US plots to kill idea of global digital privacy at the UN - report

21 Nov, 2013 01:00 / Updated 11 years ago

The United States is silently watering down the text of an anti-spying UN resolution introduced by Germany and Brazil in order to ensure any extra-territorial violation of online privacy remains legal, according to a document obtained by The Cable.

According to a government document obtained by the publication, the US has circulated a confidential communique entitled "Right to Privacy in the Digital Age - U.S. Redlines."

In it, Washington highlights the US objectives in negotiations currently underway at the United Nations and calls for changing the Brazilian and German text so "that references to privacy rights are referring explicitly to States' obligations under ICCPR and remove suggestion that such obligations apply extraterritorially.”

Washington is also calling for its allies to support amendments that would weaken a UN draft resolution by Brazil and Germany aimed at constraining internet surveillance by the National Security Agency and other intelligence agencies.

The United States claims that it wants to limit the focus to illegal surveillance.

"Recall that the USG's [U.S. government's] collection activities that have been disclosed are lawful collections done in a manner protective of privacy rights," the document states. "So a paragraph expressing concern about illegal surveillance is one with which we would agree."

Diplomatic sources have also told The Cable that Washington is worried that extraterritorial human rights could hinder the US effort to pursue international terrorists. 

There is no extraterritorial obligation on states "to comply with human rights," one diplomatic source told The Cable. "The obligation is on states to uphold the human rights of citizens within their territory and areas of their jurisdictions."


Germany and Brazil submitted a draft resolution to the UN General Assembly earlier in November.

The text calls for an end to excessive electronic surveillance, data collection, and other snooping techniques, in response to recent revelations of US mass surveillance programs.

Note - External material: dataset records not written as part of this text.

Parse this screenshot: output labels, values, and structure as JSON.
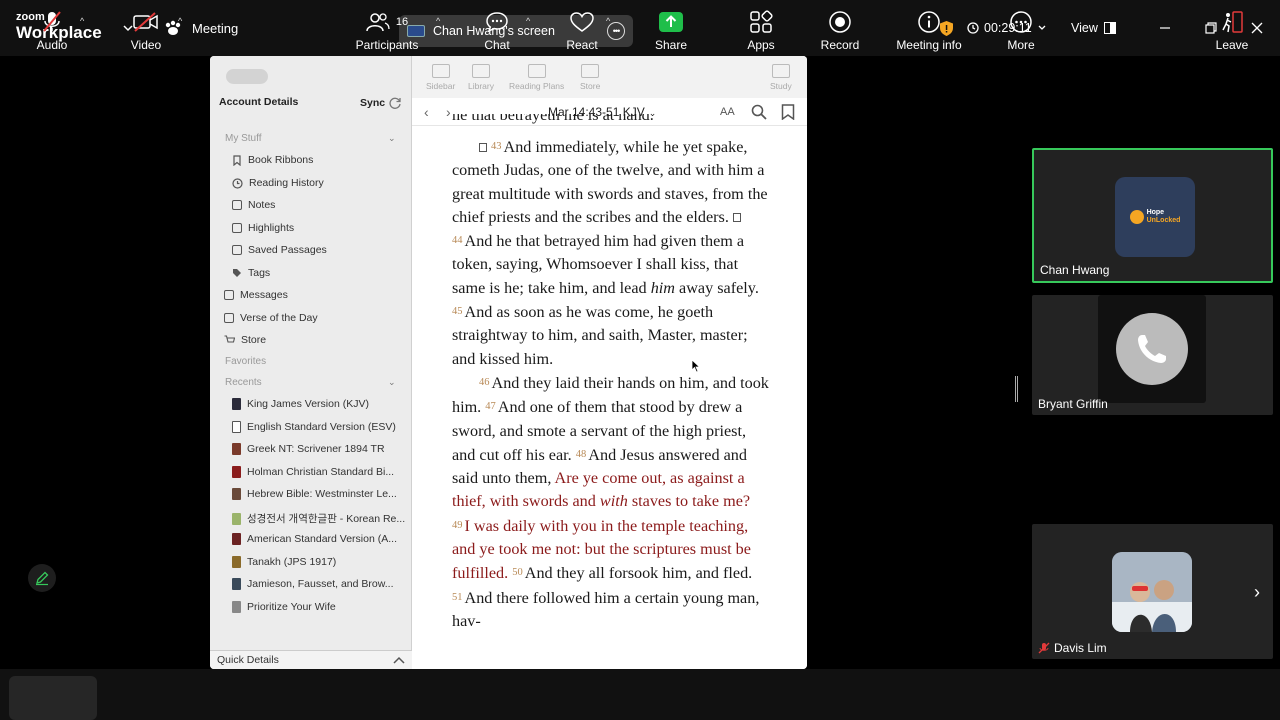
{
  "topbar": {
    "logo_top": "zoom",
    "logo_bottom": "Workplace",
    "meeting_label": "Meeting",
    "share_label": "Chan Hwang's screen",
    "timer": "00:29:11",
    "view_label": "View"
  },
  "bible_app": {
    "sidebar": {
      "account_details": "Account Details",
      "sync": "Sync",
      "my_stuff": "My Stuff",
      "my_stuff_items": [
        "Book Ribbons",
        "Reading History",
        "Notes",
        "Highlights",
        "Saved Passages",
        "Tags"
      ],
      "top_items": [
        "Messages",
        "Verse of the Day",
        "Store"
      ],
      "favorites": "Favorites",
      "recents": "Recents",
      "recent_items": [
        {
          "label": "King James Version (KJV)",
          "color": "#2b2b3a"
        },
        {
          "label": "English Standard Version (ESV)",
          "color": "#ffffff"
        },
        {
          "label": "Greek NT: Scrivener 1894 TR",
          "color": "#7a3a2a"
        },
        {
          "label": "Holman Christian Standard Bi...",
          "color": "#8a1c1c"
        },
        {
          "label": "Hebrew Bible: Westminster Le...",
          "color": "#6a4a3a"
        },
        {
          "label": "성경전서 개역한글판 - Korean Re...",
          "color": "#9ab36a"
        },
        {
          "label": "American Standard Version (A...",
          "color": "#6b2222"
        },
        {
          "label": "Tanakh (JPS 1917)",
          "color": "#8a6a2a"
        },
        {
          "label": "Jamieson, Fausset, and Brow...",
          "color": "#3a4a5a"
        },
        {
          "label": "Prioritize Your Wife",
          "color": "#888888"
        }
      ],
      "quick_details": "Quick Details"
    },
    "toolbar": {
      "sidebar": "Sidebar",
      "library": "Library",
      "reading_plans": "Reading Plans",
      "store": "Store",
      "study": "Study"
    },
    "reference": "Mar 14:43-51 KJV",
    "font_size_label": "AA",
    "passage": {
      "cutoff_line": "he that betrayeth me is at hand.",
      "v43_num": "43",
      "v43": "And immediately, while he yet spake, cometh Judas, one of the twelve, and with him a great multitude with swords and staves, from the chief priests and the scribes and the elders.",
      "v44_num": "44",
      "v44a": "And he that betrayed him had given them a token, saying, Whomsoever I shall kiss, that same is he; take him, and lead",
      "v44_italic": "him",
      "v44b": "away safely.",
      "v45_num": "45",
      "v45": "And as soon as he was come, he goeth straightway to him, and saith, Master, master; and kissed him.",
      "v46_num": "46",
      "v46": "And they laid their hands on him, and took him.",
      "v47_num": "47",
      "v47": "And one of them that stood by drew a sword, and smote a servant of the high priest, and cut off his ear.",
      "v48_num": "48",
      "v48a": "And Jesus answered and said unto them,",
      "v48_red_a": "Are ye come out, as against a thief, with swords and",
      "v48_red_italic": "with",
      "v48_red_b": "staves to take me?",
      "v49_num": "49",
      "v49_red": "I was daily with you in the temple teaching, and ye took me not: but the scriptures must be fulfilled.",
      "v50_num": "50",
      "v50": "And they all forsook him, and fled.",
      "v51_num": "51",
      "v51": "And there followed him a certain young man, hav-"
    }
  },
  "participants_panel": {
    "tiles": [
      {
        "name": "Chan Hwang",
        "logo_line1": "Hope",
        "logo_line2": "UnLocked"
      },
      {
        "name": "Bryant Griffin"
      },
      {
        "name": "Davis Lim"
      }
    ]
  },
  "bottombar": {
    "audio": "Audio",
    "video": "Video",
    "participants": "Participants",
    "participants_count": "16",
    "chat": "Chat",
    "react": "React",
    "share": "Share",
    "apps": "Apps",
    "record": "Record",
    "meeting_info": "Meeting info",
    "more": "More",
    "leave": "Leave"
  },
  "colors": {
    "active_speaker": "#37c95b",
    "share_green": "#1fbe4a",
    "red_letter": "#8b1a1a",
    "verse_number": "#b88a57"
  }
}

The text of the resolution asks the world community to declare that it is "deeply concerned at human rights violations and abuses that may result from the conduct of any surveillance of communications, including extraterritorial surveillance of communications.”

The circulated draft, that is being discussed in the UN’s third Committee, urges member states "to take measures to put an end to violations of these rights and to create the conditions to prevent such violations, including by ensuring that relevant national legislation complies with their obligations under international human rights law.”

The Brazilian and German proposal seeks to apply the right to privacy to online communications under the International Covenant on Civil and Political Rights (ICCPR).

It acknowledges that while public safety may "justify the gathering and protection of certain sensitive information," nations "must ensure full compliance" with international human rights laws. The resolution is expected to be adopted next week at the UN.

In public, the US claims to affirm privacy rights. "The United States takes very seriously our international legal obligations, including those under the International Covenant on Civil and Political Rights," Kurtis Cooper, a spokesman for the US mission to the UN, said in an email to the Cable. "We have been actively and constructively negotiating to ensure that the resolution promotes human rights and is consistent with those obligations."

Yet behind the scenes, The Cable alleges US diplomatic efforts are aimed at killing "extraterritorial surveillance" provision of the Brazilian and German draft. The publication claims that American negotiators have been pressing their case behind the scenes through their allies. 

According to one diplomat, "the United States has been very much in the backseat," leaving it to its allies, Australia, Britain, and Canada, The Cable writes.

"They want to be able to say ‘we haven't broken the law, we're not breaking the law, and we won't break the law,'"
Dinah PoKempner, the general counsel for Human Rights Watch told the publication. She says the US wants to maintain its ability "to scoop up anything it wants through the massive surveillance of foreigners because we have no legal obligations."